A calculated performance it was, coming hot on the heels of his promise of seeking a vote of confidence in the federal lower house—a vote he could very well lose. If he does, Oli could announce fresh elections in six months. As the number of daily infections and deaths mount, Oli seems to have realized that his pitch of an ‘easy virus’ could backfire as an electoral strategy. People now want the truth, however painful, and expect their prime minister to lead the anti-virus crusade. There could be no better vote-garnering strategy right now than honoring that expectation.

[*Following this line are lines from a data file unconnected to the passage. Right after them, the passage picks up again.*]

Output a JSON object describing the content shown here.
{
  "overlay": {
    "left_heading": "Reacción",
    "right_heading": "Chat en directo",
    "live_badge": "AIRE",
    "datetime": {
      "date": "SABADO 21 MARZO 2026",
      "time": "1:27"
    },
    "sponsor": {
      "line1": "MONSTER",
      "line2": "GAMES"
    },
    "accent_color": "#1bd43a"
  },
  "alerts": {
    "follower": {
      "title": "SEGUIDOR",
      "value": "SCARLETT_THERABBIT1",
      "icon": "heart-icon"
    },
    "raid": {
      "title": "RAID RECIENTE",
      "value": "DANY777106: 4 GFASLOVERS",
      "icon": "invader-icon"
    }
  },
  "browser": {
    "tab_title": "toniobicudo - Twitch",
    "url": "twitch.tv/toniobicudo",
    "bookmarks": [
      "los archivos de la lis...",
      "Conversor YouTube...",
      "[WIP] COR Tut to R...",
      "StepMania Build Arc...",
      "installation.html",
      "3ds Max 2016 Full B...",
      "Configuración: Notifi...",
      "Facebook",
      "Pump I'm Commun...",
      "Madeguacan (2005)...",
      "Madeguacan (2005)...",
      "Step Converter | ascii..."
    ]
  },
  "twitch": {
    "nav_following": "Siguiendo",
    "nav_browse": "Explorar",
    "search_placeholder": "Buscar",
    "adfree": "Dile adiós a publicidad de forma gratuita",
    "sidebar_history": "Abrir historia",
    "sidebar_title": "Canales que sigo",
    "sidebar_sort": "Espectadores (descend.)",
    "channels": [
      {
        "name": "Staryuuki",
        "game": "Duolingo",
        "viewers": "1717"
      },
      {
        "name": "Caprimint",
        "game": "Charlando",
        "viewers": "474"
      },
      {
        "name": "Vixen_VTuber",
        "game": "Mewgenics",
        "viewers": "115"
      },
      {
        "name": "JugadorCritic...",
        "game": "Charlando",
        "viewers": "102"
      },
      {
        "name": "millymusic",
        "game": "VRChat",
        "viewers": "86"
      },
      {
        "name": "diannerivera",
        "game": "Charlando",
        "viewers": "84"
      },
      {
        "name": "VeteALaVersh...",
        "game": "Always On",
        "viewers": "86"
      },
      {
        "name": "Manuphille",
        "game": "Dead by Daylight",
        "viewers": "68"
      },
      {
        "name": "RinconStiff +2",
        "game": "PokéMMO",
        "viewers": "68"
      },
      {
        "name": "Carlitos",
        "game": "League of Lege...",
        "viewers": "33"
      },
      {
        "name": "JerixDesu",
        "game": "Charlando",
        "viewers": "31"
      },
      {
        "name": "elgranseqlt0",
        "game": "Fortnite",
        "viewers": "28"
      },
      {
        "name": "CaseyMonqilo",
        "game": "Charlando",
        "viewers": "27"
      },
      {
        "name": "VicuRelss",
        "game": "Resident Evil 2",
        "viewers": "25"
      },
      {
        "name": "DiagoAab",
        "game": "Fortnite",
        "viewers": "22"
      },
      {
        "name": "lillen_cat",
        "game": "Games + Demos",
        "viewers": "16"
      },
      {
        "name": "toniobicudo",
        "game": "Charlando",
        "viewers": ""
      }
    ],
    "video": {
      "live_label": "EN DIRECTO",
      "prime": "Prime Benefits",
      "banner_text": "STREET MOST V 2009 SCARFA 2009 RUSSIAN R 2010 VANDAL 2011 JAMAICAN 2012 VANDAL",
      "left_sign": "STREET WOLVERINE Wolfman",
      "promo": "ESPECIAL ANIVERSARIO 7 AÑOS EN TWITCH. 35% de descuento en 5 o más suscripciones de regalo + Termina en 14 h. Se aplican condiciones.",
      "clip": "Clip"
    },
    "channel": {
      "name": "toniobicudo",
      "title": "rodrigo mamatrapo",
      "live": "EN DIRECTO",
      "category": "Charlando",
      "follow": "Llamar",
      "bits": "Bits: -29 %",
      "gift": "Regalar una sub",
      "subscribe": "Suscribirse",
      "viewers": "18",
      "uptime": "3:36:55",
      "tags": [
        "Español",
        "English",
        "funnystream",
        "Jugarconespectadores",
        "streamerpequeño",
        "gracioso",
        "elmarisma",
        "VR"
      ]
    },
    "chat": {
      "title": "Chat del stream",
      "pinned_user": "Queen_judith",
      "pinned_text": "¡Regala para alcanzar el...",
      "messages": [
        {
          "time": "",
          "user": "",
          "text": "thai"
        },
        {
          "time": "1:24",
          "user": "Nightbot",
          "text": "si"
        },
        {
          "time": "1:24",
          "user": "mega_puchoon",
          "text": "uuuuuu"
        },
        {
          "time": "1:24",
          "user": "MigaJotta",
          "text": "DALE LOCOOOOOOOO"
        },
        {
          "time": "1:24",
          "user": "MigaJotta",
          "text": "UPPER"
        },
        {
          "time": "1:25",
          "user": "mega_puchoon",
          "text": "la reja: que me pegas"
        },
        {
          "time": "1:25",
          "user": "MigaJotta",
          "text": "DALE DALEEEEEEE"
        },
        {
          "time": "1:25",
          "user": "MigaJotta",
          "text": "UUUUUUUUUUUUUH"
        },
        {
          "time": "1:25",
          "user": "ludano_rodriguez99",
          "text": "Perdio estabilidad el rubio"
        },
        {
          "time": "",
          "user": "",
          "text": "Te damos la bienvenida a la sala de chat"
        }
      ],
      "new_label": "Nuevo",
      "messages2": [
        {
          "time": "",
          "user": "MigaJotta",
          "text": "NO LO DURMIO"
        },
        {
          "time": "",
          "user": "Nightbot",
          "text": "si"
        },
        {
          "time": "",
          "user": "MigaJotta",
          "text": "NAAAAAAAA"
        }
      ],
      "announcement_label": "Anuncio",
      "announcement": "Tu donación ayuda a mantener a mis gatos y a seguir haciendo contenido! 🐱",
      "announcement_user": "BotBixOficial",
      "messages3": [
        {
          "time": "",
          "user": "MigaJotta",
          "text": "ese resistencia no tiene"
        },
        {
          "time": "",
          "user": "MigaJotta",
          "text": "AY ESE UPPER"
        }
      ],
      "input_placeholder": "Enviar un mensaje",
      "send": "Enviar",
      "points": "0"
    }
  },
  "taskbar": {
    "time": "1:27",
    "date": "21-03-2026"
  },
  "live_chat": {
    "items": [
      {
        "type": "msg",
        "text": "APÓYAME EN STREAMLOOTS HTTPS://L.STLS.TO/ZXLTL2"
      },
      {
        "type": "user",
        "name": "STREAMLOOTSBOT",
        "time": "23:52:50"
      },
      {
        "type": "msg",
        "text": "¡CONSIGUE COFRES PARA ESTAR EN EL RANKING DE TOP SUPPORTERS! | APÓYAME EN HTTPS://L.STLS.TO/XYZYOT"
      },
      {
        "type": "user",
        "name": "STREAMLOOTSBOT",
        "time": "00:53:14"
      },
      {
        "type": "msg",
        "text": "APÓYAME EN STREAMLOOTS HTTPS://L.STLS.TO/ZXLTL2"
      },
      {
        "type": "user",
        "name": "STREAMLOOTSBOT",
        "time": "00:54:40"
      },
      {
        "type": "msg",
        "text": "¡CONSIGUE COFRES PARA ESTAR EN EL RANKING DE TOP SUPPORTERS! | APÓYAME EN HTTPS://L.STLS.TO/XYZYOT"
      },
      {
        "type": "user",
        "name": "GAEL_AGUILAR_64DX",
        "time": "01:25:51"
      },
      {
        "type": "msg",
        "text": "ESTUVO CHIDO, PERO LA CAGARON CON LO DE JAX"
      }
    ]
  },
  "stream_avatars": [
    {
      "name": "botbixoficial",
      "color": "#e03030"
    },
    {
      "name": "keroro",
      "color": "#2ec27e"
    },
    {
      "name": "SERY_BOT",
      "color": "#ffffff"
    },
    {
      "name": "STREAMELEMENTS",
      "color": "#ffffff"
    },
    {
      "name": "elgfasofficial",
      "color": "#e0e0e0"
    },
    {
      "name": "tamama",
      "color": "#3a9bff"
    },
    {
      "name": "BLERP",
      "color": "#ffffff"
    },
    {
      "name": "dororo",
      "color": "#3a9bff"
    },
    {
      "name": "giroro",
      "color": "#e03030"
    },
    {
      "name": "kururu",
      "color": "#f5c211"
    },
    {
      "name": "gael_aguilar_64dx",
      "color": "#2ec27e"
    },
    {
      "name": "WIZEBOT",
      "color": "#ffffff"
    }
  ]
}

Oli knows that even though he may lose the parliamentary vote, an alternative candidate is not on the horizon. The only viable candidate, Sher Bahadur Deuba of Nepali Congress, does not seem interested in taking over when there is a high chance of him being discredited for mishandling the pandemic. Better to stay in opposition and continue pointing fingers at Oli. The Oli government’s failure on corona-control, Deuba reckons, will be to the electoral advantage of Nepali Congress. Moreover, he could better plot his comeback as party president from outside the government.
Relations between Oli and New Delhi continue to thaw, partly because of Oli’s foot-dragging on the BRI and his support for the MCC compact, a part of the broader US Indo-Pacific Strategy. Oli’s support for China was always exaggerated: He was only cashing in on the anti-India public sentiment in the aftermath of the 2015-16 border blockade. Otherwise, Oli’s relations with the South Block have always been top-notch.
Deuba understands India will not look kindly on him if he disturbs New Delhi’s new Nepal strategy. This, in his calculation, will make it difficult for him to keep the party presidency and return to PM’s chair.
However you see it, Oli seems to be in it for the long haul. Even with his checkered governance history, the master strategist is banking on people’s immediate electoral dilemma. Will they vote for Nepali Congress under Sher Bahadur Deuba, the four-time, largely ineffectual prime minister? How likely are they to back a Dahal-Nepal coalition that has no other agenda than to unseat Oli?
The electorate will continue to be divided in the upcoming elections, and Oli could very well benefit from it again.